18 mai 2012

Le cuistot de la semaine à la bougie


Par Le Barde



Le vieux 4 s'est plié en quatre pour ses soixante ans. Cell sautait aux yeux quand nous pénétrâmes dans le trou.  Alain-Charles (vous ne trouvez pas qu'il y a du Marie-Chantal dans ce prénom aux relents de beaux quartiers ?) avait, en effet, méticuleusement aligné quatre asperges dans chaque assiette. Clin d'oeil évident à un passé tenace, un passé qui ne passe pas. Les secondes lignes sont des asperges, l'affaire est entendue.
Et le vieux 4, c'est une sacrée asperge.
On raconte qu'un jour, goûtant une asperge à Mandragon, il épouva la même sensation que Marcel trempant sa madeleine dans une tasse de thé, et qu'il est, depuis lors, devenu incollable sur La Recherche du temps perdu. On murmure même qu'Alain-Charles concocte un livre sur l'asperge dans l'oeuvre de Marcel Proust.
En plat de résistance, des patates bien sûr (et tous les castors attablés de pousser en coeur la rengaine : lundi des patates, mardi des patates, mercredi des patates aussi...). Alain-Charles, il aurait préféré une mélodie de Reynaldo Han mais Alain-Charles, il n'est pas contrariant.
Avec les patates, un patchwork de viandes. Il était très fier de son patchwork Alain-Charles. Il confessait l'avoir mitonné toute l'après-midi.
Le grand 4, il exagère toujours un peu. Mais c'est pour ça qu'on l'aime.
Le général me fit part de ses craintes pour le lancer d'assiettes. Il avait pris ce qu'il faut d'outils pour coudre de probables plaies. L'assemblée n'en menait pas large. Une peur diffuse se devinait sur chaque visage. Walid tremblait, Lolo se rongeait les angles et Perdigue se planquait sous le comptoir. Peine perdue. Le vieux 4 fit montre d'une adresse qu'on ne lui soupçonnait pas.
Les amateurs de fromage en furent pour leur compte. Exit le fromage.
Alain-Charles alla à l'essentiel : un gâteau d'anniversaire au chocolat, un gâteau à damner tous les saints. Le champagne coulait à flots. Et Pioupiou de chanter des chansons douces sous l'oeil attendri de la Jacouille.
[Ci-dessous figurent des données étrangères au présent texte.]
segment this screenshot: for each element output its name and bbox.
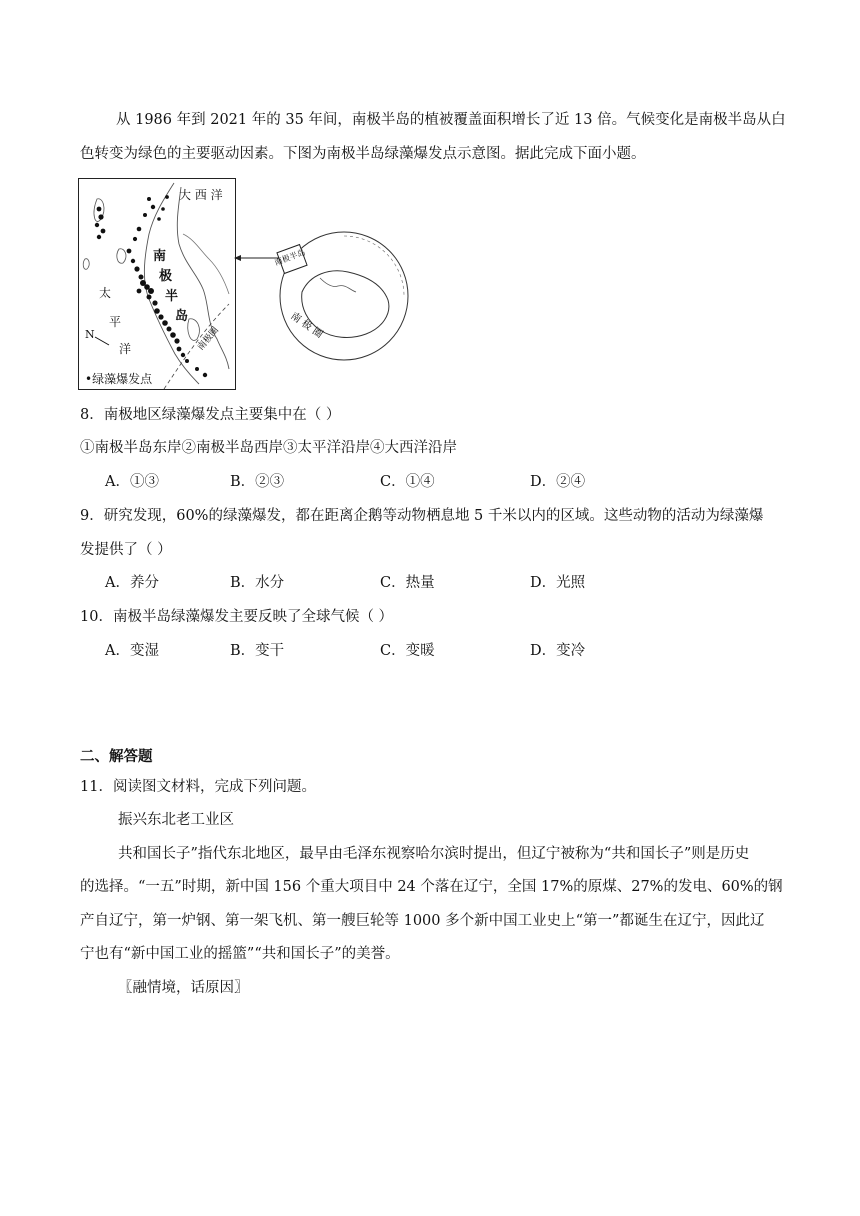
intro-line-1: 从 1986 年到 2021 年的 35 年间，南极半岛的植被覆盖面积增长了近 13 倍。气候变化是南极半岛从白: [116, 112, 786, 128]
q9-option-b[interactable]: B．水分: [230, 575, 285, 591]
label-peninsula-4: 岛: [175, 309, 189, 324]
bloom-points: [95, 195, 207, 377]
globe-circle-label: 南 极 圈: [288, 310, 325, 341]
q9-stem: 9．研究发现，60%的绿藻爆发，都在距离企鹅等动物栖息地 5 千米以内的区域。这些动物的活动为绿藻爆: [80, 508, 764, 524]
passage-subtitle: 振兴东北老工业区: [118, 812, 234, 828]
q8-stem: 8．南极地区绿藻爆发点主要集中在（ ）: [80, 407, 341, 423]
label-pacific-2: 平: [109, 315, 122, 329]
q10-option-b[interactable]: B．变干: [230, 643, 285, 659]
label-antarctic-circle: 南极圈: [195, 325, 222, 353]
antarctica-globe: [232, 214, 422, 364]
q10-option-d[interactable]: D．变冷: [530, 643, 586, 659]
q9-option-c[interactable]: C．热量: [380, 575, 435, 591]
q8-option-d[interactable]: D．②④: [530, 474, 586, 490]
passage-line-4: 宁也有“新中国工业的摇篮”“共和国长子”的美誉。: [80, 946, 400, 962]
north-arrow-label: N: [85, 328, 95, 341]
q11-stem: 11．阅读图文材料，完成下列问题。: [80, 779, 316, 795]
q9-option-a[interactable]: A．养分: [105, 575, 159, 591]
q9-stem-2: 发提供了（ ）: [80, 542, 172, 558]
q8-option-c[interactable]: C．①④: [380, 474, 435, 490]
passage-line-3: 产自辽宁，第一炉钢、第一架飞机、第一艘巨轮等 1000 多个新中国工业史上“第一”都诞生在辽宁，因此辽: [80, 913, 765, 929]
q8-option-b[interactable]: B．②③: [230, 474, 285, 490]
q10-option-c[interactable]: C．变暖: [380, 643, 435, 659]
section-title: 二、解答题: [80, 749, 153, 765]
island-outline-3: [117, 249, 126, 264]
label-pacific-3: 洋: [119, 342, 132, 356]
antarctica-detail: [320, 278, 356, 292]
label-peninsula-3: 半: [165, 289, 179, 304]
label-pacific-1: 太: [99, 286, 112, 300]
q8-extra: ①南极半岛东岸②南极半岛西岸③太平洋沿岸④大西洋沿岸: [80, 440, 457, 456]
globe-pole-circle: [344, 236, 404, 296]
q8-option-a[interactable]: A．①③: [105, 474, 159, 490]
ice-shelf-outline: [183, 234, 229, 294]
passage-line-1: 共和国长子”指代东北地区，最早由毛泽东视察哈尔滨时提出，但辽宁被称为“共和国长子”则是历史: [118, 846, 750, 862]
label-peninsula-1: 南: [153, 249, 167, 264]
q10-stem: 10．南极半岛绿藻爆发主要反映了全球气候（ ）: [80, 609, 394, 625]
antarctic-peninsula-map: [78, 178, 236, 390]
connector-arrow-head: [234, 255, 241, 261]
map-legend: •绿藻爆发点: [85, 372, 153, 386]
north-arrow-line: [95, 337, 109, 345]
q10-option-a[interactable]: A．变湿: [105, 643, 159, 659]
island-outline-2: [83, 259, 89, 270]
label-peninsula-2: 极: [159, 269, 173, 284]
passage-line-2: 的选择。“一五”时期，新中国 156 个重大项目中 24 个落在辽宁，全国 17%的原煤、27%的发电、60%的钢: [80, 879, 783, 895]
q9-option-d[interactable]: D．光照: [530, 575, 586, 591]
globe-box-label: 南极半岛: [273, 247, 307, 268]
label-atlantic: 大 西 洋: [179, 188, 223, 202]
question-prompt: 〖融情境，话原因〗: [118, 980, 249, 996]
intro-line-2: 色转变为绿色的主要驱动因素。下图为南极半岛绿藻爆发点示意图。据此完成下面小题。: [80, 146, 646, 162]
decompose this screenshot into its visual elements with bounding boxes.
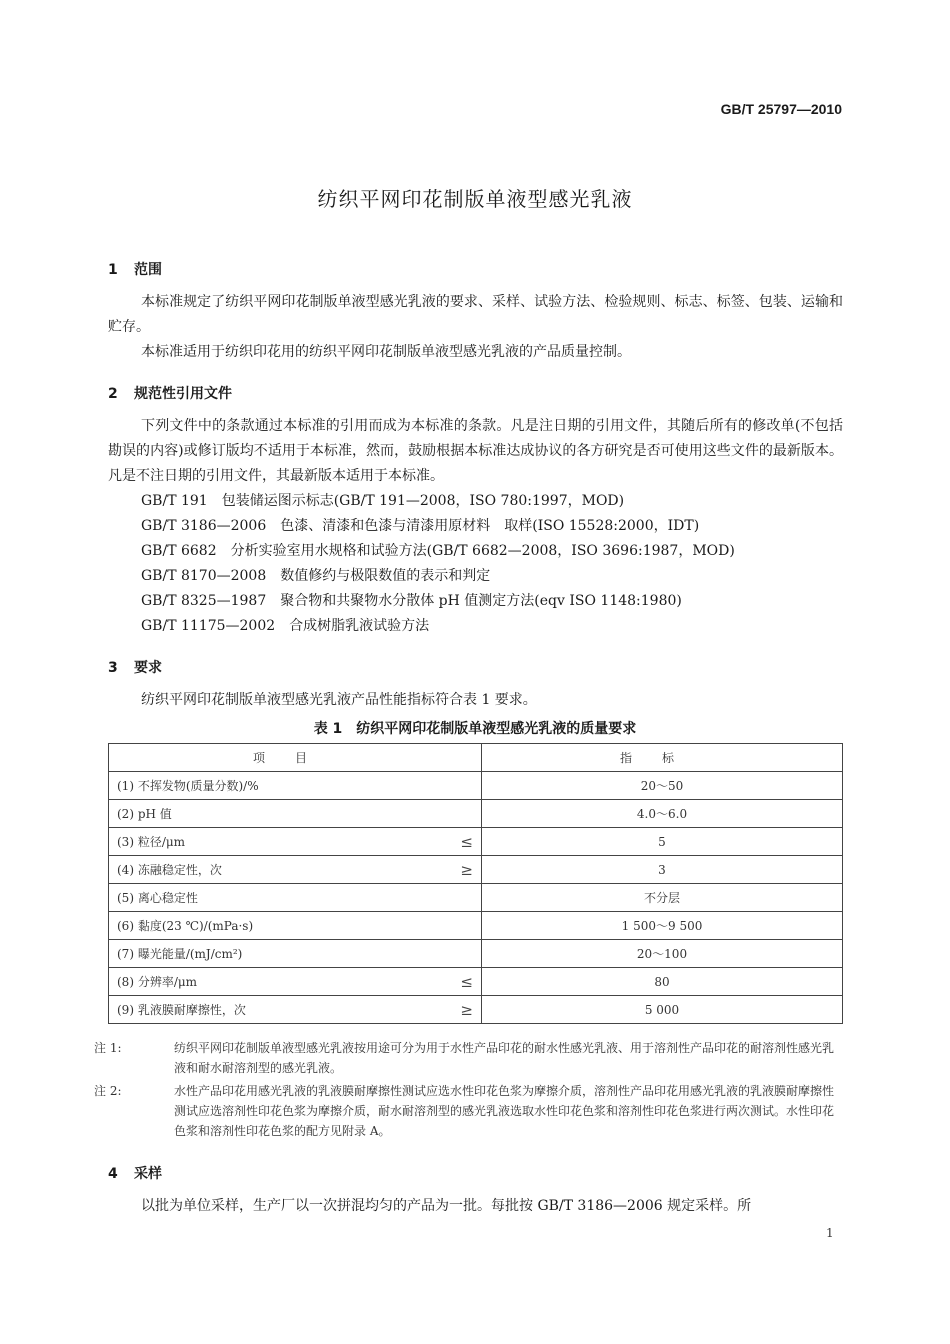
section-number: 4 <box>108 1166 118 1182</box>
item-label: (1) 不挥发物(质量分数)/% <box>117 779 259 793</box>
note-label: 注 1: <box>94 1041 122 1055</box>
table-row <box>109 856 843 884</box>
item-label: (9) 乳液膜耐摩擦性，次 <box>117 1003 246 1017</box>
reference-item: GB/T 6682 分析实验室用水规格和试验方法(GB/T 6682—2008，ISO 3696:1987，MOD) <box>141 543 735 559</box>
item-value: 3 <box>482 856 843 884</box>
comparison-symbol: ≥ <box>460 1000 473 1019</box>
table-row <box>109 772 843 800</box>
note-label: 注 2: <box>94 1084 122 1098</box>
note-text: 纺织平网印花制版单液型感光乳液按用途可分为用于水性产品印花的耐水性感光乳液、用于溶剂性产品印花的耐溶剂性感光乳液和耐水耐溶剂型的感光乳液。 <box>174 1041 835 1075</box>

Quelques fidèles s'attardèrent au comptoir. Le vieux 4 récitait sa vie. Donatien prenait des notes. Et Loulou buvait les paroles d'Alain-Charles qui revint de longues minutes sur la place de l'asperge dans l'oeuvre de Marcel. C'est pour n'avoir pas été au bout de l'asperge que Marcel a échoué. Car La Recherche toujours demeurera inaboutie  asséna-t-il en conclusion. Il prit alors ses cliques et ses claques et alla rendre un juste hommage à l'Eternel. En guise de cierge, une asperge bien sûr.